An increase had been expected because the first bonds from the $69.5 million education bond package are being issued in the new budget year, which begins July 1. An even larger increase had been predicted, with some officials estimating that the bond package, along with other county capital needs, might result in a tax rate increase as high as 12 cents. A more realistic prediction was seven or eight cents.
When it came time for the board to consider budget adoption Monday night, McSwain offered an updated recommendation based on additional review by Finance Director Lisa Hughes and himself since the last meeting.

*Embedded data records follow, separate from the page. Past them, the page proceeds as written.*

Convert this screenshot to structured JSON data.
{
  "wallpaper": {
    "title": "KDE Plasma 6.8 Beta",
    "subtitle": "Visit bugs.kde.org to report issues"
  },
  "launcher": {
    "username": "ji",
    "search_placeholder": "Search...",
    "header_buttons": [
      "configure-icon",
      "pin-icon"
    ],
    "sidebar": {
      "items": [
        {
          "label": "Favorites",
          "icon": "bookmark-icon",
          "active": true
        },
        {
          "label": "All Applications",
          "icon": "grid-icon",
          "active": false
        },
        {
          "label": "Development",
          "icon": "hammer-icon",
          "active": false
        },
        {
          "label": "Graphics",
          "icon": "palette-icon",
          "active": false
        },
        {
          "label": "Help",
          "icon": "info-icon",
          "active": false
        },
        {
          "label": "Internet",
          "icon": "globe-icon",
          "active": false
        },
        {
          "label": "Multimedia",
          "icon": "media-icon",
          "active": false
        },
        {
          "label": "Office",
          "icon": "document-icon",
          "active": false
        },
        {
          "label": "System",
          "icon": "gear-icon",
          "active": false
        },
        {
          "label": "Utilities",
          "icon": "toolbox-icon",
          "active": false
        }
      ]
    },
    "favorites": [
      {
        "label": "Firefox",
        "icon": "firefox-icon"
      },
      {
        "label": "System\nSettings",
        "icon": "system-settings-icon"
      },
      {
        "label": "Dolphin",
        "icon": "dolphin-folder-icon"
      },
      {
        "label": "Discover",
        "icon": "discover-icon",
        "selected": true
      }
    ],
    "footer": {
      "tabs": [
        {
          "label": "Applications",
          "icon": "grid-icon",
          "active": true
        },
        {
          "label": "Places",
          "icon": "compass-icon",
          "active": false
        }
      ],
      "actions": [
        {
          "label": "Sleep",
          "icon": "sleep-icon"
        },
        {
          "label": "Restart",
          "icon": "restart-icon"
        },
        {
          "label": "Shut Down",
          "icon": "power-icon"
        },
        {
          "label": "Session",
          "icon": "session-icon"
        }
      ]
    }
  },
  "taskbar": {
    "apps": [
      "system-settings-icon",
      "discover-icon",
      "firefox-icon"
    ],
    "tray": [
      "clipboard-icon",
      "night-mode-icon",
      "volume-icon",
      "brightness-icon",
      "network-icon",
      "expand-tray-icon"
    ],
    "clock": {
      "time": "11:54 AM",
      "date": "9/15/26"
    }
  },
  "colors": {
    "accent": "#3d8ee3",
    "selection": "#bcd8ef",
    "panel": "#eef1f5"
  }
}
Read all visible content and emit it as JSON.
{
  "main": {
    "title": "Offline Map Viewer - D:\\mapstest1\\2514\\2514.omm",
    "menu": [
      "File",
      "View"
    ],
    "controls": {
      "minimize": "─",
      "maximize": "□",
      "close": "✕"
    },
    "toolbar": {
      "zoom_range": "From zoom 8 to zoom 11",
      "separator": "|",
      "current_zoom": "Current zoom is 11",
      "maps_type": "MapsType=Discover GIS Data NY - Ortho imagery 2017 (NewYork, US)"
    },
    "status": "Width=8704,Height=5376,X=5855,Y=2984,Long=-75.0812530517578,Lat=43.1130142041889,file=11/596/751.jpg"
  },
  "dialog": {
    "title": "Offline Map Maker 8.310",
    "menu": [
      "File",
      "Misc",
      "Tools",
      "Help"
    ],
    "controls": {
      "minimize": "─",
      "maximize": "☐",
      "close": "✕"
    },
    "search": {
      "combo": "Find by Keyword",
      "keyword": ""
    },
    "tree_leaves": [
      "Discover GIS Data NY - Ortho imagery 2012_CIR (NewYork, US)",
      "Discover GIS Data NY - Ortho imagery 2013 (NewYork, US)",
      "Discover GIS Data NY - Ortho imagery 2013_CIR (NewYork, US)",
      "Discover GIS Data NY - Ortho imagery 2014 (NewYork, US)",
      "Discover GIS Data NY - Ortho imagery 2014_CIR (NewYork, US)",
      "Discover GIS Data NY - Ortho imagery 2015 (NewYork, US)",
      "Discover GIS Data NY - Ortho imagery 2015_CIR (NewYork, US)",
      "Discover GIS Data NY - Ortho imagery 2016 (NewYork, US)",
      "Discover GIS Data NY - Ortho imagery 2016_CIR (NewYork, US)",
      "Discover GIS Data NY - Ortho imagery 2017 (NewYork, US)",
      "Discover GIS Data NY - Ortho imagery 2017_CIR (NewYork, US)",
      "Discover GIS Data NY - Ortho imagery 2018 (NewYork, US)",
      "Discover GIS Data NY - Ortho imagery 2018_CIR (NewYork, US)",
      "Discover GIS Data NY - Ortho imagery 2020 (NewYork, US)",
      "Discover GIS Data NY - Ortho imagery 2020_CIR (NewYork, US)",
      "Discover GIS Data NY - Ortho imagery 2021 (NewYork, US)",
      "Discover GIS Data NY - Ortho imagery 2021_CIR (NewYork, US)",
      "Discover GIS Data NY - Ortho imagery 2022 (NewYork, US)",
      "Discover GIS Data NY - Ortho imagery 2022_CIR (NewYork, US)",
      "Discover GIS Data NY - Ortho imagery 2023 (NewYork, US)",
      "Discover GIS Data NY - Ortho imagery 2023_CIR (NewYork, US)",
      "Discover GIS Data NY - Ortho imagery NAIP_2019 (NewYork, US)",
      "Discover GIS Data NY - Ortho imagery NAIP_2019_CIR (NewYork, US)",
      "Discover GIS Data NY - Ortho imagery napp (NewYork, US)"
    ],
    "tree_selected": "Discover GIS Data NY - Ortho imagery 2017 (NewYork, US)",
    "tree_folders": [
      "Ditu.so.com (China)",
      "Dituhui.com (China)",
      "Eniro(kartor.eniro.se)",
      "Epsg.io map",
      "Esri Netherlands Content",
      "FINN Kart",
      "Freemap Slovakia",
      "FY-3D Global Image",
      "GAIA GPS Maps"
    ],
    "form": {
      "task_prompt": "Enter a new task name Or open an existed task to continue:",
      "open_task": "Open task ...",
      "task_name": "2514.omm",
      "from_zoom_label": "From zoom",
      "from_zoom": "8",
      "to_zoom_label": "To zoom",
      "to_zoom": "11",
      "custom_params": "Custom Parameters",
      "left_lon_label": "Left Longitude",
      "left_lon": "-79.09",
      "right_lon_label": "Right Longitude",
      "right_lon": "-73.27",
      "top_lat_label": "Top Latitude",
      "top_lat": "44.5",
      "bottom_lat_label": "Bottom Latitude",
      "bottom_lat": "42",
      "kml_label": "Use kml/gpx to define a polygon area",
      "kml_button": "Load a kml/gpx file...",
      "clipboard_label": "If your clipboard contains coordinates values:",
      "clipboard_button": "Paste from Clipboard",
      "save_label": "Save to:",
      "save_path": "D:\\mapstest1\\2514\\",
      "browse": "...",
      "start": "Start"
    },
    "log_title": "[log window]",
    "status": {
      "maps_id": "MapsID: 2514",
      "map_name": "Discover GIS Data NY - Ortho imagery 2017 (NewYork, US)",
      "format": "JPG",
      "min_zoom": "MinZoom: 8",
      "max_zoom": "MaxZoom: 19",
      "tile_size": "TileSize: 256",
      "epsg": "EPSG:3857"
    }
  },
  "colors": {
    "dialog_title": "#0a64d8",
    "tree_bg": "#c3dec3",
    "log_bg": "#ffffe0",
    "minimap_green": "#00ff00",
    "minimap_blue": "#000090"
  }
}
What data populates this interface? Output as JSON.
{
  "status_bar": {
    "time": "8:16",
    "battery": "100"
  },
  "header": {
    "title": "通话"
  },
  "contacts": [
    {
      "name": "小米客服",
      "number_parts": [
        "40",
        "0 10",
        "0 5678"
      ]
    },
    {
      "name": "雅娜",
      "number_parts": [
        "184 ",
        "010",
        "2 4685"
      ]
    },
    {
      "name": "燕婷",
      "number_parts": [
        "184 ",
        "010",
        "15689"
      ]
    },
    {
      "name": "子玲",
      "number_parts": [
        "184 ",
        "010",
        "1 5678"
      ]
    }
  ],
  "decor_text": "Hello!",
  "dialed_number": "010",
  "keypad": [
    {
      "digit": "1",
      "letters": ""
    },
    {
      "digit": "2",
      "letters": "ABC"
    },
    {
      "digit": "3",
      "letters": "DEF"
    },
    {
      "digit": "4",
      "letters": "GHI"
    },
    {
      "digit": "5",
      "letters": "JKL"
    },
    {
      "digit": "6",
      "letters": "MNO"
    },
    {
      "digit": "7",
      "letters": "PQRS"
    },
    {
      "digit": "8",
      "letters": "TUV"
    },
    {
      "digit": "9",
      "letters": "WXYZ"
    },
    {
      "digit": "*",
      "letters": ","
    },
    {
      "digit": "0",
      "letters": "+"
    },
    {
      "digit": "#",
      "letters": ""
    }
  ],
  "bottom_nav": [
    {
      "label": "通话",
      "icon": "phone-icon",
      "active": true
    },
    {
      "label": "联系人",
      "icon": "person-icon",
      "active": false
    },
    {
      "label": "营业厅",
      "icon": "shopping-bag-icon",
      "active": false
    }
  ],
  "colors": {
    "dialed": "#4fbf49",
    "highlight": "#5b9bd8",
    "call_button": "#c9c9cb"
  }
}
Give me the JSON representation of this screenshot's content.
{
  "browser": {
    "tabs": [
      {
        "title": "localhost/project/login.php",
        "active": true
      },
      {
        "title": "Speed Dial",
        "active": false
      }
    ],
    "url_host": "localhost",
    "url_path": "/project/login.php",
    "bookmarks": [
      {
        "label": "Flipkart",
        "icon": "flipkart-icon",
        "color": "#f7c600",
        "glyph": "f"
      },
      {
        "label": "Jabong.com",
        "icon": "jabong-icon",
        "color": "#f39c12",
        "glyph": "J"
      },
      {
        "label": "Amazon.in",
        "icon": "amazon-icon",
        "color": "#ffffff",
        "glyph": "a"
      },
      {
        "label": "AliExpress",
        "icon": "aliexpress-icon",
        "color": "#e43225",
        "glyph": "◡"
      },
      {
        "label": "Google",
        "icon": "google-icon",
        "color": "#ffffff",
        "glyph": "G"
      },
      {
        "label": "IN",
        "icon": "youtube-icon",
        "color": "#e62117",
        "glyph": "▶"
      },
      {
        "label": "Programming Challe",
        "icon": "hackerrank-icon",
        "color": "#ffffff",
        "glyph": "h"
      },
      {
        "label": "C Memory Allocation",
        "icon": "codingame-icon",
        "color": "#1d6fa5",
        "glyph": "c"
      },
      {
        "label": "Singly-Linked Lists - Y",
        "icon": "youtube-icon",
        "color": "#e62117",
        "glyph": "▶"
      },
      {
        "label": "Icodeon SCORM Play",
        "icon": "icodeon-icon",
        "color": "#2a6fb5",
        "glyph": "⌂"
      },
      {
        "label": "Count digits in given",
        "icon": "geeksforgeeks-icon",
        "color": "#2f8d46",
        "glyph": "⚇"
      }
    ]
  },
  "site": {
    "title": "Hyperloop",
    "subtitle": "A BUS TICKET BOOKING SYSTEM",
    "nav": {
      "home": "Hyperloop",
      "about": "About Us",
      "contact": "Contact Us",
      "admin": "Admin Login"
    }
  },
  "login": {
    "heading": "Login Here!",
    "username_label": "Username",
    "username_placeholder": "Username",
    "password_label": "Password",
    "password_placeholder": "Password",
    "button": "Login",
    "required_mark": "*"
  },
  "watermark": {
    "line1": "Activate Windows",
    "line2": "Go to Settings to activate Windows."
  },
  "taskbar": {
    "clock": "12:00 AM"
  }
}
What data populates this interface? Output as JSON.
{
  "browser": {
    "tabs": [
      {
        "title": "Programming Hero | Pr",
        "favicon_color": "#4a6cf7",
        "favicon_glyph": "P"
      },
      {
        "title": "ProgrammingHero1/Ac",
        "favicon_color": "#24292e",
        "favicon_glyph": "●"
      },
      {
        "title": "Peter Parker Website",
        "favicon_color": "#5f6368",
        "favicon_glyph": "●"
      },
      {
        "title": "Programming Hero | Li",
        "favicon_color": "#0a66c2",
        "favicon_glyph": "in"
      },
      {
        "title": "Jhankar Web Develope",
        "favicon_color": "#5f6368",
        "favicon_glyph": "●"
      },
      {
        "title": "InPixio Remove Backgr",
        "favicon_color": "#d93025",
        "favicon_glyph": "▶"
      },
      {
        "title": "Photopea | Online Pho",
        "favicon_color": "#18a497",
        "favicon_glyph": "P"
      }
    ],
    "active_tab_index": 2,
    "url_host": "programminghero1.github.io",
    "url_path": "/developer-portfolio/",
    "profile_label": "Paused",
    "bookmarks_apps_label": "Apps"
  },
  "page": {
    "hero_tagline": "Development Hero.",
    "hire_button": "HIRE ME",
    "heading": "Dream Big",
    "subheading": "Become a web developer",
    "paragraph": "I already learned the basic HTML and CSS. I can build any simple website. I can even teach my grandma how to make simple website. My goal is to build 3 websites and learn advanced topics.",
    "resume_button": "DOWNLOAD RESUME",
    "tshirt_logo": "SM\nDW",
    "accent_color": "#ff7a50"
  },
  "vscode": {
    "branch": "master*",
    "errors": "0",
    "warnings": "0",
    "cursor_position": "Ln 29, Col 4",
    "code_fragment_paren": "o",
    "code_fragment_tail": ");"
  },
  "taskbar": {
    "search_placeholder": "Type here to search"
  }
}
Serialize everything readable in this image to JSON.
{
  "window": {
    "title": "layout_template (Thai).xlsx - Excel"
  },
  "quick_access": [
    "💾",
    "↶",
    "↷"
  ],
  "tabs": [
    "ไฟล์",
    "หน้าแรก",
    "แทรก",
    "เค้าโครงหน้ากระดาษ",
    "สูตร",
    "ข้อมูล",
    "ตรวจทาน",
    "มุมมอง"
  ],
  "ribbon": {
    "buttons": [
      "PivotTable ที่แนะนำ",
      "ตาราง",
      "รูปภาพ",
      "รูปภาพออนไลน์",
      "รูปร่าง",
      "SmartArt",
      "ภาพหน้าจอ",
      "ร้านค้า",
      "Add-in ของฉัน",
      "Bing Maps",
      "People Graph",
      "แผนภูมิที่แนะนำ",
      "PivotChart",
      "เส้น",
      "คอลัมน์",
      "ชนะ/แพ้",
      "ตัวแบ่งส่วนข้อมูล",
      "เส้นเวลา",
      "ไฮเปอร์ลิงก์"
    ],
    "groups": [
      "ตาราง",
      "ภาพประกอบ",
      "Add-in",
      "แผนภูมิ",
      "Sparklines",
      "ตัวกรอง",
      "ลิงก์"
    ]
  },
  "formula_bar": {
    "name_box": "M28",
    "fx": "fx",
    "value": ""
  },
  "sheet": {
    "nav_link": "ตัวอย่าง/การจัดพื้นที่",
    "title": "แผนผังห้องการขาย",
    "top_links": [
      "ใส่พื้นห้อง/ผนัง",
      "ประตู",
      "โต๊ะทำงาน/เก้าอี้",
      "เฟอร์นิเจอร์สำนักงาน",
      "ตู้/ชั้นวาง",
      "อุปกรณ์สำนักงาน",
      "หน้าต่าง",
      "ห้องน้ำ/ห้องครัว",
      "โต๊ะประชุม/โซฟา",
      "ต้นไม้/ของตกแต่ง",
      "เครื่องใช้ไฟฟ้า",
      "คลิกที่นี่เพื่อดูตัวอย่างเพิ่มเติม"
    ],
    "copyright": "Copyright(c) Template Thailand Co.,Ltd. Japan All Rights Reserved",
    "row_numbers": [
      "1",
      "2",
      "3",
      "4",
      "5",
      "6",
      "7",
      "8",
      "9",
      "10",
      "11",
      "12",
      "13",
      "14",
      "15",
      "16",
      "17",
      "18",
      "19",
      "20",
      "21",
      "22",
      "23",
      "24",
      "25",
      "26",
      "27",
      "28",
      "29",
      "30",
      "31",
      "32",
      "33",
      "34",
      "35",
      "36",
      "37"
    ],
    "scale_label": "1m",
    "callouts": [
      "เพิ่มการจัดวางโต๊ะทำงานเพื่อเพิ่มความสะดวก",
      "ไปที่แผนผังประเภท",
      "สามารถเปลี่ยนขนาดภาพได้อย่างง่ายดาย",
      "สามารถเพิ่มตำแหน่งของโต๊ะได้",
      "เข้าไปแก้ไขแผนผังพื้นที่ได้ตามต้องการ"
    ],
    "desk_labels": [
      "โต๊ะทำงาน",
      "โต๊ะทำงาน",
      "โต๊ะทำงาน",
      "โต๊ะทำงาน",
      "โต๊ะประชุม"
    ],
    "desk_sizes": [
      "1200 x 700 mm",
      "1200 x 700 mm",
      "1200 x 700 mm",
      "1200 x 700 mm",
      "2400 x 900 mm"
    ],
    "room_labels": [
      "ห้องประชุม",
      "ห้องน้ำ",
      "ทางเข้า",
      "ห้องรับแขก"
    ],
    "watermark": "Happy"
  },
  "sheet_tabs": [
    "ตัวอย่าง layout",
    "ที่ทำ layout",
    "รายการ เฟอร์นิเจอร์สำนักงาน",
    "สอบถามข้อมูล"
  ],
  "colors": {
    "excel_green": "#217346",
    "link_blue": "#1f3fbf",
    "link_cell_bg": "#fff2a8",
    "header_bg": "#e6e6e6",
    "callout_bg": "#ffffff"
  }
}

McSwain suggested these possible reductions: $38,210 for Sandhills Community College; $35,600 in the 911 emergency communications system; $30,000 in the Health Department information system; and $1,494 in grant match reduction. These cuts would reduce the levy increase by 0.1 cent. To this he added another 0.1-cent cut by reducing group health benefits by about $144,722.
But with a proposed delay in adopting the new budget on the table, the commissioners made no comment about the manager's recommended reduction in the tax rate increase.
In suggesting a delay in adoption of the budget, McKenzie said it would be only fair to give the Government Efficiency Comm-ittee a little additional time to study the voluminous budget document. He said committee members did not receive their copies until the previous Thursday and had not had sufficient time to study it in full.
"We've asked those five gentlemen to help with the budget, and we've got good people there," McKenzie said Tuesday morning. "I don't think it's fair to pass the budget without asking their input first."
Commissioner Tim Lea asked McSwain if the delay would present a timing problem for his staff.
McSwain said that although he would prefer to follow the budget preparation calendar as adopted, he saw no reason why a delay would be a problem. He added that it might even be an advantage to wait a couple of weeks to give the state legislature time to clarify its direction. Legislative action can have any number of effects on local government budgets, ranging from the size of teachers' raises to reimbursements.
On a motion by Lea, the board voted unanimously to table budget adoption until the June 16 meeting.
The commissioners did take action on one item recommended by the committee and adopted a set of fiscal policy guidelines. The committee, chaired by Jim Westbrook, presented the fiscal policy recommendations at a board work session in May.
McSwain told the board that the guidelines would provide policy guidance when the county administration works on financial issues throughout the year as well as at budget time.
Hughes, the county finance officer, said the proposed policy contains provisions for establishment of a capital reserve fund through use of monies in excess of 25 percent of the fund balance available for appropriation. Hughes said another new policy addresses the handling of enterprise funds, primarily those funds collected from customers of the water and wastewater treatment systems.
The policy also provides guidelines for such things as budget development, debt structure, cash management, investments, and capital improvements.
In addition to Westbrook, the committee includes Dick Westcott, Bob Tweed, Nick Picerno and Densel Williams. Picerno is commissioner-elect for the board seat being vacated at the end of the year by McKenzie.